# Thread: using the identity to evaluate a sum

1. ## using the identity to evaluate a sum

My question states: Use the identity 1/($\displaystyle k^2$-1)= 1/2(1/(k-1)-1/(k+1)) to evaluate $\displaystyle Sigma$k=1 to n 1/($\displaystyle k^2$-1)

so I have 1/2($\displaystyle \Sigma$k=1 to n 1/(k-1)-1/(k+1)). I feel like from here i'm supposed to manipulate the 1/k-1 to some how get it so I can have a_j =1/(j+1) and then replace all the 1/k+1 by a_j..however i'm not exactly sure how to go about this. Would it turn into $\displaystyle \Sigma$ 1/a_j-2 -a_j ?? if so what do i do from here?

2. First of all, your sum can't possibly start with $\displaystyle k = 1$ because it gives a $\displaystyle 0$ denominator, so I assume you mean for it to start at $\displaystyle k = 2$.
Second, it really helps to use LaTeX so that everyone can read what you are writing.

You are asked to evalute $\displaystyle \sum_{k = 2}^{n}\frac{1}{k^2 - 1}$.

You know that $\displaystyle \frac{1}{k^2 - 1} = \frac{1}{2}\left(\frac{1}{k - 1} - \frac{1}{k + 1}\right)$

so that means $\displaystyle \sum_{k = 1}^{n}\frac{1}{k^2 - 1} = \frac{1}{2}\sum_{k = 2}^n\left(\frac{1}{k - 1} - \frac{1}{k+ 1}\right)$

$\displaystyle = \frac{1}{2}\left[\left(\frac{1}{1} - \frac{1}{3}\right) + \left(\frac{1}{2} - \frac{1}{4}\right) + \left(\frac{1}{3} - \frac{1}{5}\right) + \dots +\left(\frac{1}{n - 3} - \frac{1}{n - 1}\right) +\left(\frac{1}{n - 2} - \frac{1}{n}\right) + \left(\frac{1}{n - 1} - \frac{1}{n + 1}\right)\right]$.

Everything but the first and last two terms cancel, which leaves

$\displaystyle = \frac{1}{2}\left[1 + \frac{1}{2} - \frac{1}{n} - \frac{1}{n + 1}\right]$

$\displaystyle = \frac{1}{2}\left[\frac{3}{2} - \frac{1}{n} - \frac{1}{n + 1}\right]$

$\displaystyle = \frac{1}{2}\left[\frac{3n(n + 1) - 2(n + 1) - 2n}{2n(n + 1)}\right]$

$\displaystyle = \frac{1}{2}\left[\frac{3n^2 + 3n - 2n -2 - 2n}{2n(n + 1)}\right]$

$\displaystyle = \frac{1}{2}\left[\frac{3n^2 - n - 2}{2n(n + 1)}\right]$

$\displaystyle = \frac{3n^2 - n - 2}{4n(n + 1)}$

$\displaystyle = \frac{(n - 1)(3n + 2)}{4n(n + 1)}$.

3. Hey thanks so much!
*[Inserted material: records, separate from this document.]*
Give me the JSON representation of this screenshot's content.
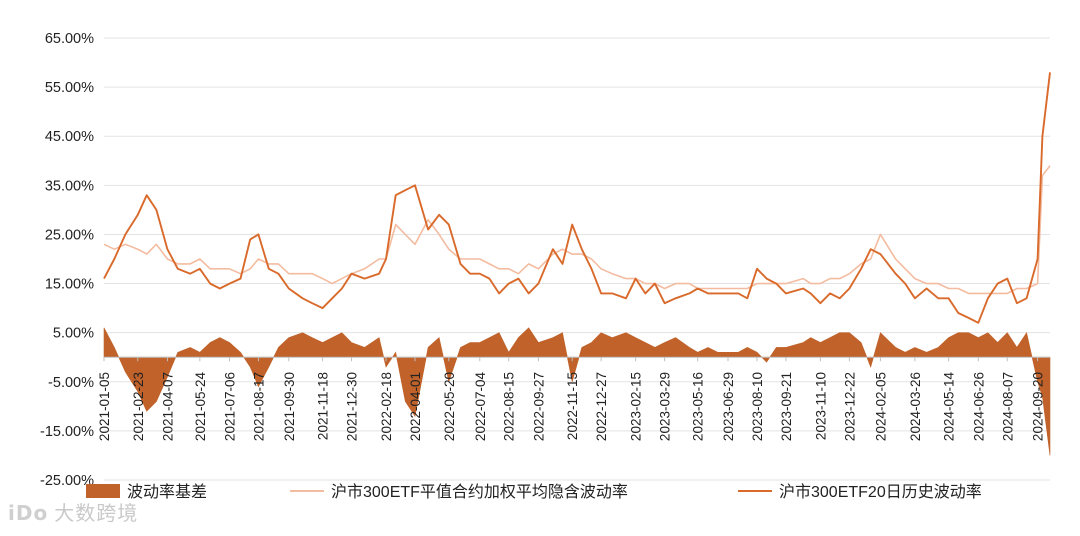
{
  "watermark": {
    "icon": "iDo-logo",
    "text": "大数跨境"
  },
  "chart_data": {
    "type": "line",
    "title": "",
    "xlabel": "",
    "ylabel": "",
    "ylim": [
      -0.25,
      0.65
    ],
    "y_ticks": [
      "65.00%",
      "55.00%",
      "45.00%",
      "35.00%",
      "25.00%",
      "15.00%",
      "5.00%",
      "-5.00%",
      "-15.00%",
      "-25.00%"
    ],
    "x_tick_labels": [
      "2021-01-05",
      "2021-02-23",
      "2021-04-07",
      "2021-05-24",
      "2021-07-06",
      "2021-08-17",
      "2021-09-30",
      "2021-11-18",
      "2021-12-30",
      "2022-02-18",
      "2022-04-01",
      "2022-05-20",
      "2022-07-04",
      "2022-08-15",
      "2022-09-27",
      "2022-11-15",
      "2022-12-27",
      "2023-02-15",
      "2023-03-29",
      "2023-05-16",
      "2023-06-29",
      "2023-08-10",
      "2023-09-21",
      "2023-11-10",
      "2023-12-22",
      "2024-02-05",
      "2024-03-26",
      "2024-05-14",
      "2024-06-26",
      "2024-08-07",
      "2024-09-20"
    ],
    "grid": true,
    "legend_position": "bottom",
    "series": [
      {
        "name": "波动率基差",
        "kind": "area",
        "color": "#c0622a",
        "x": [
          "2021-01-05",
          "2021-01-20",
          "2021-02-05",
          "2021-02-23",
          "2021-03-08",
          "2021-03-22",
          "2021-04-07",
          "2021-04-22",
          "2021-05-10",
          "2021-05-24",
          "2021-06-08",
          "2021-06-22",
          "2021-07-06",
          "2021-07-22",
          "2021-08-05",
          "2021-08-17",
          "2021-09-01",
          "2021-09-15",
          "2021-09-30",
          "2021-10-20",
          "2021-11-03",
          "2021-11-18",
          "2021-12-02",
          "2021-12-16",
          "2021-12-30",
          "2022-01-18",
          "2022-02-08",
          "2022-02-18",
          "2022-03-04",
          "2022-03-18",
          "2022-04-01",
          "2022-04-20",
          "2022-05-06",
          "2022-05-20",
          "2022-06-06",
          "2022-06-20",
          "2022-07-04",
          "2022-07-18",
          "2022-08-01",
          "2022-08-15",
          "2022-08-29",
          "2022-09-13",
          "2022-09-27",
          "2022-10-18",
          "2022-11-01",
          "2022-11-15",
          "2022-11-29",
          "2022-12-13",
          "2022-12-27",
          "2023-01-12",
          "2023-02-01",
          "2023-02-15",
          "2023-03-01",
          "2023-03-15",
          "2023-03-29",
          "2023-04-14",
          "2023-05-04",
          "2023-05-16",
          "2023-05-31",
          "2023-06-14",
          "2023-06-29",
          "2023-07-14",
          "2023-07-27",
          "2023-08-10",
          "2023-08-24",
          "2023-09-07",
          "2023-09-21",
          "2023-10-16",
          "2023-10-27",
          "2023-11-10",
          "2023-11-24",
          "2023-12-08",
          "2023-12-22",
          "2024-01-08",
          "2024-01-22",
          "2024-02-05",
          "2024-02-27",
          "2024-03-12",
          "2024-03-26",
          "2024-04-12",
          "2024-04-29",
          "2024-05-14",
          "2024-05-28",
          "2024-06-12",
          "2024-06-26",
          "2024-07-10",
          "2024-07-24",
          "2024-08-07",
          "2024-08-21",
          "2024-09-04",
          "2024-09-20",
          "2024-09-27",
          "2024-10-08"
        ],
        "values": [
          0.06,
          0.02,
          -0.03,
          -0.07,
          -0.11,
          -0.09,
          -0.04,
          0.01,
          0.02,
          0.01,
          0.03,
          0.04,
          0.03,
          0.01,
          -0.02,
          -0.06,
          -0.02,
          0.02,
          0.04,
          0.05,
          0.04,
          0.03,
          0.04,
          0.05,
          0.03,
          0.02,
          0.04,
          -0.02,
          0.01,
          -0.09,
          -0.12,
          0.02,
          0.04,
          -0.05,
          0.02,
          0.03,
          0.03,
          0.04,
          0.05,
          0.01,
          0.04,
          0.06,
          0.03,
          0.04,
          0.05,
          -0.05,
          0.02,
          0.03,
          0.05,
          0.04,
          0.05,
          0.04,
          0.03,
          0.02,
          0.03,
          0.04,
          0.02,
          0.01,
          0.02,
          0.01,
          0.01,
          0.01,
          0.02,
          0.01,
          -0.01,
          0.02,
          0.02,
          0.03,
          0.04,
          0.03,
          0.04,
          0.05,
          0.05,
          0.03,
          -0.02,
          0.05,
          0.02,
          0.01,
          0.02,
          0.01,
          0.02,
          0.04,
          0.05,
          0.05,
          0.04,
          0.05,
          0.03,
          0.05,
          0.02,
          0.05,
          -0.05,
          -0.08,
          -0.2
        ]
      },
      {
        "name": "沪市300ETF平值合约加权平均隐含波动率",
        "kind": "line",
        "color": "#f3bca0",
        "x": [
          "2021-01-05",
          "2021-01-20",
          "2021-02-05",
          "2021-02-23",
          "2021-03-08",
          "2021-03-22",
          "2021-04-07",
          "2021-04-22",
          "2021-05-10",
          "2021-05-24",
          "2021-06-08",
          "2021-06-22",
          "2021-07-06",
          "2021-07-22",
          "2021-08-05",
          "2021-08-17",
          "2021-09-01",
          "2021-09-15",
          "2021-09-30",
          "2021-10-20",
          "2021-11-03",
          "2021-11-18",
          "2021-12-02",
          "2021-12-16",
          "2021-12-30",
          "2022-01-18",
          "2022-02-08",
          "2022-02-18",
          "2022-03-04",
          "2022-03-18",
          "2022-04-01",
          "2022-04-20",
          "2022-05-06",
          "2022-05-20",
          "2022-06-06",
          "2022-06-20",
          "2022-07-04",
          "2022-07-18",
          "2022-08-01",
          "2022-08-15",
          "2022-08-29",
          "2022-09-13",
          "2022-09-27",
          "2022-10-18",
          "2022-11-01",
          "2022-11-15",
          "2022-11-29",
          "2022-12-13",
          "2022-12-27",
          "2023-01-12",
          "2023-02-01",
          "2023-02-15",
          "2023-03-01",
          "2023-03-15",
          "2023-03-29",
          "2023-04-14",
          "2023-05-04",
          "2023-05-16",
          "2023-05-31",
          "2023-06-14",
          "2023-06-29",
          "2023-07-14",
          "2023-07-27",
          "2023-08-10",
          "2023-08-24",
          "2023-09-07",
          "2023-09-21",
          "2023-10-16",
          "2023-10-27",
          "2023-11-10",
          "2023-11-24",
          "2023-12-08",
          "2023-12-22",
          "2024-01-08",
          "2024-01-22",
          "2024-02-05",
          "2024-02-27",
          "2024-03-12",
          "2024-03-26",
          "2024-04-12",
          "2024-04-29",
          "2024-05-14",
          "2024-05-28",
          "2024-06-12",
          "2024-06-26",
          "2024-07-10",
          "2024-07-24",
          "2024-08-07",
          "2024-08-21",
          "2024-09-04",
          "2024-09-20",
          "2024-09-27",
          "2024-10-08"
        ],
        "values": [
          0.23,
          0.22,
          0.23,
          0.22,
          0.21,
          0.23,
          0.2,
          0.19,
          0.19,
          0.2,
          0.18,
          0.18,
          0.18,
          0.17,
          0.18,
          0.2,
          0.19,
          0.19,
          0.17,
          0.17,
          0.17,
          0.16,
          0.15,
          0.16,
          0.17,
          0.18,
          0.2,
          0.2,
          0.27,
          0.25,
          0.23,
          0.28,
          0.25,
          0.22,
          0.2,
          0.2,
          0.2,
          0.19,
          0.18,
          0.18,
          0.17,
          0.19,
          0.18,
          0.21,
          0.22,
          0.21,
          0.21,
          0.2,
          0.18,
          0.17,
          0.16,
          0.16,
          0.15,
          0.15,
          0.14,
          0.15,
          0.15,
          0.14,
          0.14,
          0.14,
          0.14,
          0.14,
          0.14,
          0.15,
          0.15,
          0.15,
          0.15,
          0.16,
          0.15,
          0.15,
          0.16,
          0.16,
          0.17,
          0.19,
          0.2,
          0.25,
          0.2,
          0.18,
          0.16,
          0.15,
          0.15,
          0.14,
          0.14,
          0.13,
          0.13,
          0.13,
          0.13,
          0.13,
          0.14,
          0.14,
          0.15,
          0.37,
          0.39
        ]
      },
      {
        "name": "沪市300ETF20日历史波动率",
        "kind": "line",
        "color": "#d96a2b",
        "x": [
          "2021-01-05",
          "2021-01-20",
          "2021-02-05",
          "2021-02-23",
          "2021-03-08",
          "2021-03-22",
          "2021-04-07",
          "2021-04-22",
          "2021-05-10",
          "2021-05-24",
          "2021-06-08",
          "2021-06-22",
          "2021-07-06",
          "2021-07-22",
          "2021-08-05",
          "2021-08-17",
          "2021-09-01",
          "2021-09-15",
          "2021-09-30",
          "2021-10-20",
          "2021-11-03",
          "2021-11-18",
          "2021-12-02",
          "2021-12-16",
          "2021-12-30",
          "2022-01-18",
          "2022-02-08",
          "2022-02-18",
          "2022-03-04",
          "2022-03-18",
          "2022-04-01",
          "2022-04-20",
          "2022-05-06",
          "2022-05-20",
          "2022-06-06",
          "2022-06-20",
          "2022-07-04",
          "2022-07-18",
          "2022-08-01",
          "2022-08-15",
          "2022-08-29",
          "2022-09-13",
          "2022-09-27",
          "2022-10-18",
          "2022-11-01",
          "2022-11-15",
          "2022-11-29",
          "2022-12-13",
          "2022-12-27",
          "2023-01-12",
          "2023-02-01",
          "2023-02-15",
          "2023-03-01",
          "2023-03-15",
          "2023-03-29",
          "2023-04-14",
          "2023-05-04",
          "2023-05-16",
          "2023-05-31",
          "2023-06-14",
          "2023-06-29",
          "2023-07-14",
          "2023-07-27",
          "2023-08-10",
          "2023-08-24",
          "2023-09-07",
          "2023-09-21",
          "2023-10-16",
          "2023-10-27",
          "2023-11-10",
          "2023-11-24",
          "2023-12-08",
          "2023-12-22",
          "2024-01-08",
          "2024-01-22",
          "2024-02-05",
          "2024-02-27",
          "2024-03-12",
          "2024-03-26",
          "2024-04-12",
          "2024-04-29",
          "2024-05-14",
          "2024-05-28",
          "2024-06-12",
          "2024-06-26",
          "2024-07-10",
          "2024-07-24",
          "2024-08-07",
          "2024-08-21",
          "2024-09-04",
          "2024-09-20",
          "2024-09-27",
          "2024-10-08"
        ],
        "values": [
          0.16,
          0.2,
          0.25,
          0.29,
          0.33,
          0.3,
          0.22,
          0.18,
          0.17,
          0.18,
          0.15,
          0.14,
          0.15,
          0.16,
          0.24,
          0.25,
          0.18,
          0.17,
          0.14,
          0.12,
          0.11,
          0.1,
          0.12,
          0.14,
          0.17,
          0.16,
          0.17,
          0.2,
          0.33,
          0.34,
          0.35,
          0.26,
          0.29,
          0.27,
          0.19,
          0.17,
          0.17,
          0.16,
          0.13,
          0.15,
          0.16,
          0.13,
          0.15,
          0.22,
          0.19,
          0.27,
          0.22,
          0.18,
          0.13,
          0.13,
          0.12,
          0.16,
          0.13,
          0.15,
          0.11,
          0.12,
          0.13,
          0.14,
          0.13,
          0.13,
          0.13,
          0.13,
          0.12,
          0.18,
          0.16,
          0.15,
          0.13,
          0.14,
          0.13,
          0.11,
          0.13,
          0.12,
          0.14,
          0.18,
          0.22,
          0.21,
          0.17,
          0.15,
          0.12,
          0.14,
          0.12,
          0.12,
          0.09,
          0.08,
          0.07,
          0.12,
          0.15,
          0.16,
          0.11,
          0.12,
          0.2,
          0.45,
          0.58
        ]
      }
    ]
  }
}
It was soooo much easier to see when you expand everything out..i don't know why i didn't even bother to expand it but thanks. Oh and i'm sorry for my lack of latex skill, i am trying to use them and i keep referring to a latex table but i seem to be horrible at applying them correctly. I need more practice with it and i will def work on it! i'm sorry it was so hard to read but thank you for clearing it up for everyone to see. (and also i did mean k=2 thats what i have on my scrap paper my bad). Thanks again.